使用长读长进行基因分型结构变异。

SVJedi: genotyping structural variations with long reads.

机构信息

Univ Rennes, Inria, CNRS, IRISA, F-35000 Rennes, France.

出版信息

Bioinformatics. 2020 Nov 1;36(17):4568-4575. doi: 10.1093/bioinformatics/btaa527.

DOI:10.1093/bioinformatics/btaa527

PMID:32437523

Abstract

MOTIVATION

Studies on structural variants (SVs) are expanding rapidly. As a result, and thanks to third generation sequencing technologies, the number of discovered SVs is increasing, especially in the human genome. At the same time, for several applications such as clinical diagnoses, it is important to genotype newly sequenced individuals on well-defined and characterized SVs. Whereas several SV genotypers have been developed for short read data, there is a lack of such dedicated tool to assess whether known SVs are present or not in a new long read sequenced sample, such as the one produced by Pacific Biosciences or Oxford Nanopore Technologies.

RESULTS

We present a novel method to genotype known SVs from long read sequencing data. The method is based on the generation of a set of representative allele sequences that represent the two alleles of each structural variant. Long reads are aligned to these allele sequences. Alignments are then analyzed and filtered out to keep only informative ones, to quantify and estimate the presence of each SV allele and the allele frequencies. We provide an implementation of the method, SVJedi, to genotype SVs with long reads. The tool has been applied to both simulated and real human datasets and achieves high genotyping accuracy. We show that SVJedi obtains better performances than other existing long read genotyping tools and we also demonstrate that SV genotyping is considerably improved with SVJedi compared to other approaches, namely SV discovery and short read SV genotyping approaches.

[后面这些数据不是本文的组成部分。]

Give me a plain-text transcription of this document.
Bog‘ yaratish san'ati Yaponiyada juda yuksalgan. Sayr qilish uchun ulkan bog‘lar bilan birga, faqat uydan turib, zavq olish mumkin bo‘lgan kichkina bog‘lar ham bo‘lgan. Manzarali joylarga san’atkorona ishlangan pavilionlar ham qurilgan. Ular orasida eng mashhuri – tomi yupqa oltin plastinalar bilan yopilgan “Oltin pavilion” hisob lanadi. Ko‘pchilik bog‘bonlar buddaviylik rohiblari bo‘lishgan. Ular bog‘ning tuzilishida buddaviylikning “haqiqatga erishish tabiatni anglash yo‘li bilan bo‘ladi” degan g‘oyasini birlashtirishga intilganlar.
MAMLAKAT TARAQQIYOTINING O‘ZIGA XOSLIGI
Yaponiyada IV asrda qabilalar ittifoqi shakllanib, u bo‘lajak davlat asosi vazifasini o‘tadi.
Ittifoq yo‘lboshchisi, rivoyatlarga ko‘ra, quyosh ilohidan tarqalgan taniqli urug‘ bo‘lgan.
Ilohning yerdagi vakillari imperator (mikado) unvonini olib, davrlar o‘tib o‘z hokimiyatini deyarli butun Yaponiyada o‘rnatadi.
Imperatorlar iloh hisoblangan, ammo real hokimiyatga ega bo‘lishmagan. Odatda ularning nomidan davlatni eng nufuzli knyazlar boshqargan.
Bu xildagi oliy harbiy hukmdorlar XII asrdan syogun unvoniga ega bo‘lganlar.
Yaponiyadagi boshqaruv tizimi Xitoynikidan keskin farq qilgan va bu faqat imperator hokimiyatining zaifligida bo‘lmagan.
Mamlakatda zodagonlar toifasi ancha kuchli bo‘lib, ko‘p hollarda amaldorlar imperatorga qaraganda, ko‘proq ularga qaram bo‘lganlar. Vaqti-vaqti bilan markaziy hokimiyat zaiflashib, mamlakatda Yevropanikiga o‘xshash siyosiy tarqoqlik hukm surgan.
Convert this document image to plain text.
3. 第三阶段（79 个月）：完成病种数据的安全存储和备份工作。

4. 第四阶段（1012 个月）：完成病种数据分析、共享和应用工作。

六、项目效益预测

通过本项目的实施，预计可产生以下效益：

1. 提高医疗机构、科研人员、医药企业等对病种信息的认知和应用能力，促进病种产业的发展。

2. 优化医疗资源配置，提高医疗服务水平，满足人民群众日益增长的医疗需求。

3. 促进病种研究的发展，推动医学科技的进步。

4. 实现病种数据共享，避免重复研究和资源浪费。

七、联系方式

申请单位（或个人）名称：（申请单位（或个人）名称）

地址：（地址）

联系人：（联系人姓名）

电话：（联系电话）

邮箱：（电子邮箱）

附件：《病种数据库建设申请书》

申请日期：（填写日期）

AVAILABILITY AND IMPLEMENTATION

https://github.com/llecompte/SVJedi.git.

SUPPLEMENTARY INFORMATION

Supplementary data are available at Bioinformatics online.

摘要

动机

结构变异（SVs）的研究正在迅速扩展。因此，由于第三代测序技术的发展，已发现的 SV 数量正在增加，尤其是在人类基因组中。同时，对于临床诊断等几种应用，对新测序的个体进行明确定义和特征化的 SV 基因分型非常重要。虽然已经开发了几种用于短读数据的 SV 基因分型器，但缺乏这样的专用工具来评估新的长读测序样本中是否存在已知的 SV，例如 Pacific Biosciences 或 Oxford Nanopore Technologies 生产的样本。

结果

我们提出了一种从长读测序数据中对已知 SV 进行基因分型的新方法。该方法基于生成一组代表每个结构变异的两个等位基因的代表性等位基因序列。将长读与这些等位基因序列对齐。然后分析和过滤对齐，以保留唯一的信息，以量化和估计每个 SV 等位基因的存在和等位基因频率。我们提供了一种用于对长读进行 SV 基因分型的方法 SVJedi 的实现。该工具已应用于模拟和真实的人类数据集，并实现了高基因分型准确性。我们表明，SVJedi 比其他现有的长读基因分型工具具有更好的性能，并且与其他方法（即 SV 发现和短读 SV 基因分型方法）相比，SV 基因分型得到了极大的改进。